The user interface is defined in a source file named ui.R:
library(shiny)
shinyUI(pageWithSidebar(
headerPanel("Stock Analysis!"),
sidebarPanel(wellPanel(
uiOutput("from_day_dropdown"),
uiOutput("from_month_dropdown"),
uiOutput("from_year_dropdown"),
uiOutput("to_day_dropdown"),
uiOutput("to_month_dropdown"),
uiOutput("to_year_dropdown")),
div(div(
selectInput(inputId = "stock_options",
label = "Analysis Option",
choices = c("Comparitive", "Detailed", "Combined","Time-Series","Forecasting-BSE","Forecasting-NSE","Forecasting-GOLD","Forecasting-CURRENCY","BoxPlot"), select="Comparitive")))),
mainPanel(
plotOutput("SelectedCombinedPlot", height="350px", width="800px"),
plotOutput("MonthBack_SelectedCombinedPlot", height="350px", width="800px"),
plotOutput("TwoMonthBack_SelectedCombinedPlot", height="800px", width="800px")
)
))
The server-side of the application is shown
below lets go throught it step by step for better understanding,
first
few lines of code will load the R packages XTS, FORECAST to use its time-series , ARIMA & ETS, function. RHDFS
we use to read the csv file from HDFS. We make use of MERGE function to create
a data frame which contain combined data for NSE, BSE,GOLD using
join of date field.Our data frame is multi-dimensional, in order to accommodate data in graph it
is essential to make data column proportionate,divide data column by constant integer and do little bit of tweaking with data (You can have your own
way to do in code or directly make the changes in csv file).
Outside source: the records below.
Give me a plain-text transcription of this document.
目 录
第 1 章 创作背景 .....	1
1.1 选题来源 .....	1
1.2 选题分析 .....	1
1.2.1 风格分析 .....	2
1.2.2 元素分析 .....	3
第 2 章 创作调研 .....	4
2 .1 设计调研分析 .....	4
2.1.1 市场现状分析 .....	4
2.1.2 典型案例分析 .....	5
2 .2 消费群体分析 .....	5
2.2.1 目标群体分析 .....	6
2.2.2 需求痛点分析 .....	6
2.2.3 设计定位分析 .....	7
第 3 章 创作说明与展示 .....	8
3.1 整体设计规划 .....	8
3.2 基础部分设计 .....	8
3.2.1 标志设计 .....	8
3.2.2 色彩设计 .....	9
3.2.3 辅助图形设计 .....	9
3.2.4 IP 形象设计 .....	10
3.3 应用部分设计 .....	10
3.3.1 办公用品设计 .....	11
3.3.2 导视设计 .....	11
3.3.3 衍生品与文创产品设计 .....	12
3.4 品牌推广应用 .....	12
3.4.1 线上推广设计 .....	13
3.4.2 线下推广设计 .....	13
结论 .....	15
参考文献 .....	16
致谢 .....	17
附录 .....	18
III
We define 5
funcitons each function will accept the parameter as date range
Function defined
- Comp_graph & detailed_graph create the dataframe for selective data range and plot the graph.
- Detailed_graph_timeseries create the XTS object which then will be passed to TS(time series function) with start & end range of years.
- Detailed_graph_Forecast_GOLD will create the TS object and then passed to ARIMA function to plot the forecast.